Les autorités israéliennes imposent aux Palestiniens d’obtenir un permis pour construire en zone C mais elles les délivrent au compte-goutte. Entre 2009 et 2012, seulement 2,3% des demandes ont été approuvées, si bien que les habitants n’ont pas d’autres choix que de construire sans permis. Leurs structures sont alors considérées comme illégales par Israël qui justifie ainsi les destructions, malgré les garanties internationales.
Une accélération des démolitions en 2016
Au cours du premier trimestre 2016, 519 habitats et structures ont été détruits ou confisqués, dont plus de 120 structures financées par l’UE ; c’est plus que pour toute l’année 2015. 808 Palestiniens ont été laissés sans abris.
Le mois de février 2016 a connu un pic sans précédent : 234 démolitions ont été enregistrées, le plus haut chiffre jamais enregistré depuis que le Bureau de la coordination des affaires humanitaires des Nations unies (OCHA) a commencé à documenter les démolitions en zone C.
Cette accélération de démolitions, ciblant particulièrement les structures financées par l’UE a été analysée comme une mesure de rétorsion israélienne après que la Commission européenne a publié la communication interprétative du 12 novembre 2015 sur l’étiquetage des produits des colonies.
Les structures ciblées sont des habitations mais également des structures indispensables au développement de la zone et à la subsistance des communautés : puits, abris pour bétail, serres, panneaux solaires... Il arrive régulièrement que les mêmes structures soient détruites plusieurs fois, et ces démolitions rendent les communautés dépendantes de l’aide humanitaire.
Demander des comptes
Devant cette violation manifeste du droit international humanitaire dommageable aux Palestiniens mais également à l’UE et à ses contribuables[1], des parlementaires européens proposent plusieurs actions. L’idée n’est pas de cesser l’aide humanitaire aux Palestiniens, ce qui est l’objectif d’Israël afin de les contraindre au départ, mais de demander des compensations aux autorités israéliennes pour les dommages financiers impliqués par les destructions, voire de demander des sanctions. Des parlementaires exigent également que des chiffres officiels soient publiés par l’UE sur les pertes engendrées par les démolitions.

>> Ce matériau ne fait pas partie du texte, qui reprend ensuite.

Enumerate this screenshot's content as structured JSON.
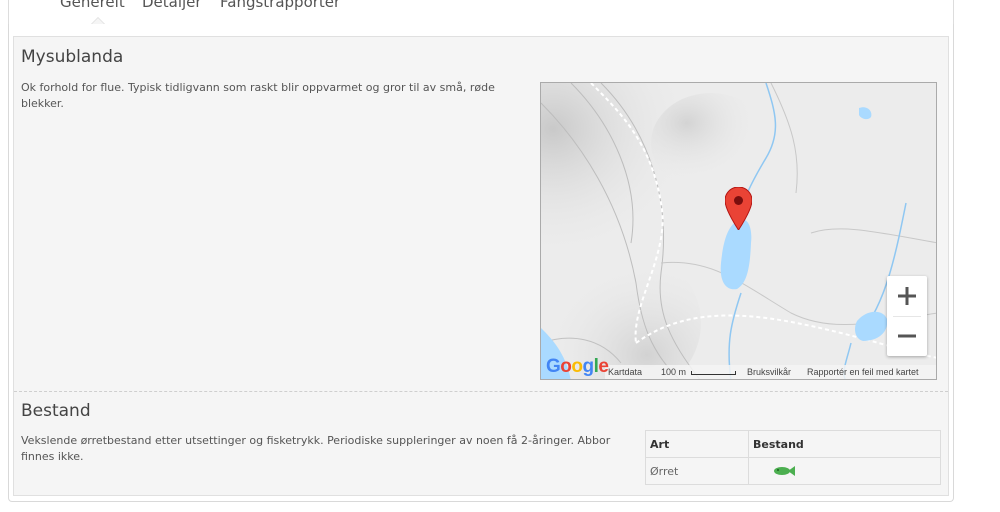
{
  "tabs": [
    {
      "label": "Generelt",
      "active": true
    },
    {
      "label": "Detaljer",
      "active": false
    },
    {
      "label": "Fangstrapporter",
      "active": false
    }
  ],
  "lake": {
    "name": "Mysublanda",
    "description": "Ok forhold for flue. Typisk tidligvann som raskt blir oppvarmet og gror til av små, røde blekker."
  },
  "map": {
    "zoom_in": "+",
    "zoom_out": "−",
    "logo": "Google",
    "footer": {
      "map_data": "Kartdata",
      "scale": "100 m",
      "terms": "Bruksvilkår",
      "report": "Rapportér en feil med kartet"
    },
    "icons": {
      "marker": "map-marker-icon",
      "fish": "fish-icon"
    },
    "colors": {
      "water": "#aadaff",
      "marker": "#ea4335",
      "fish": "#4caf50"
    }
  },
  "stock": {
    "title": "Bestand",
    "description": "Vekslende ørretbestand etter utsettinger og fisketrykk. Periodiske suppleringer av noen få 2-åringer. Abbor finnes ikke.",
    "table": {
      "headers": [
        "Art",
        "Bestand"
      ],
      "rows": [
        {
          "species": "Ørret",
          "stock_icon": "fish-icon"
        }
      ]
    }
  }
}
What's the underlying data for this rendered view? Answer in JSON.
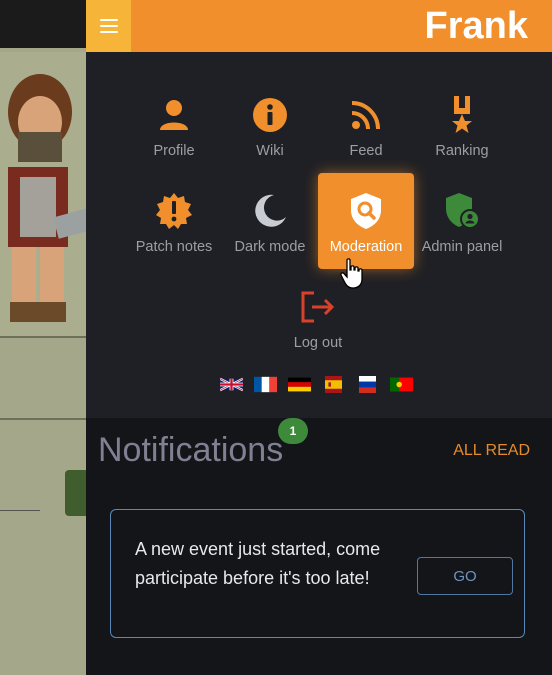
{
  "header": {
    "username": "Frank",
    "menu_icon": "hamburger-icon"
  },
  "menu": {
    "items": [
      {
        "label": "Profile",
        "icon": "user-icon"
      },
      {
        "label": "Wiki",
        "icon": "info-icon"
      },
      {
        "label": "Feed",
        "icon": "rss-icon"
      },
      {
        "label": "Ranking",
        "icon": "medal-icon"
      },
      {
        "label": "Patch notes",
        "icon": "alert-badge-icon"
      },
      {
        "label": "Dark mode",
        "icon": "moon-icon"
      },
      {
        "label": "Moderation",
        "icon": "shield-search-icon",
        "active": true
      },
      {
        "label": "Admin panel",
        "icon": "shield-user-icon"
      },
      {
        "label": "Log out",
        "icon": "logout-icon"
      }
    ]
  },
  "languages": [
    "en",
    "fr",
    "de",
    "es",
    "ru",
    "pt"
  ],
  "notifications": {
    "title": "Notifications",
    "badge_count": "1",
    "all_read_label": "ALL READ",
    "items": [
      {
        "text": "A new event just started, come participate before it's too late!",
        "action_label": "GO"
      }
    ]
  },
  "colors": {
    "accent": "#f08f2b",
    "panel_bg": "#1f2025",
    "notif_bg": "#141518",
    "card_border": "#5b88b8",
    "badge": "#3d8a3b"
  }
}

Des discussions sur la question des compensations ont été impulsées au sein des Etats membres de l’UE et des négociations sont en cours entre l’UE et les autorités israéliennes ; une rencontre est prévue au ministère israélien des Affaires étrangères le 15 juin prochain.
[1] La destruction de biens mobiliers ou immobiliers par une puissance occupante est interdite par l’article 53 de la IVe Convention de Genève.
NB : le 8 juin 2016, Mme Mogherini répondait à une question parlementaire faisant état de 180 structures financées par le mécanisme ECHO (d’une valeur de 329 000€) détruites depuis 2009, et de 600 structures (d’une valeur d’environ 2,4 millions d’euros) sujettes à des ordres de démolition, de cessation de travaux ou d’expulsion.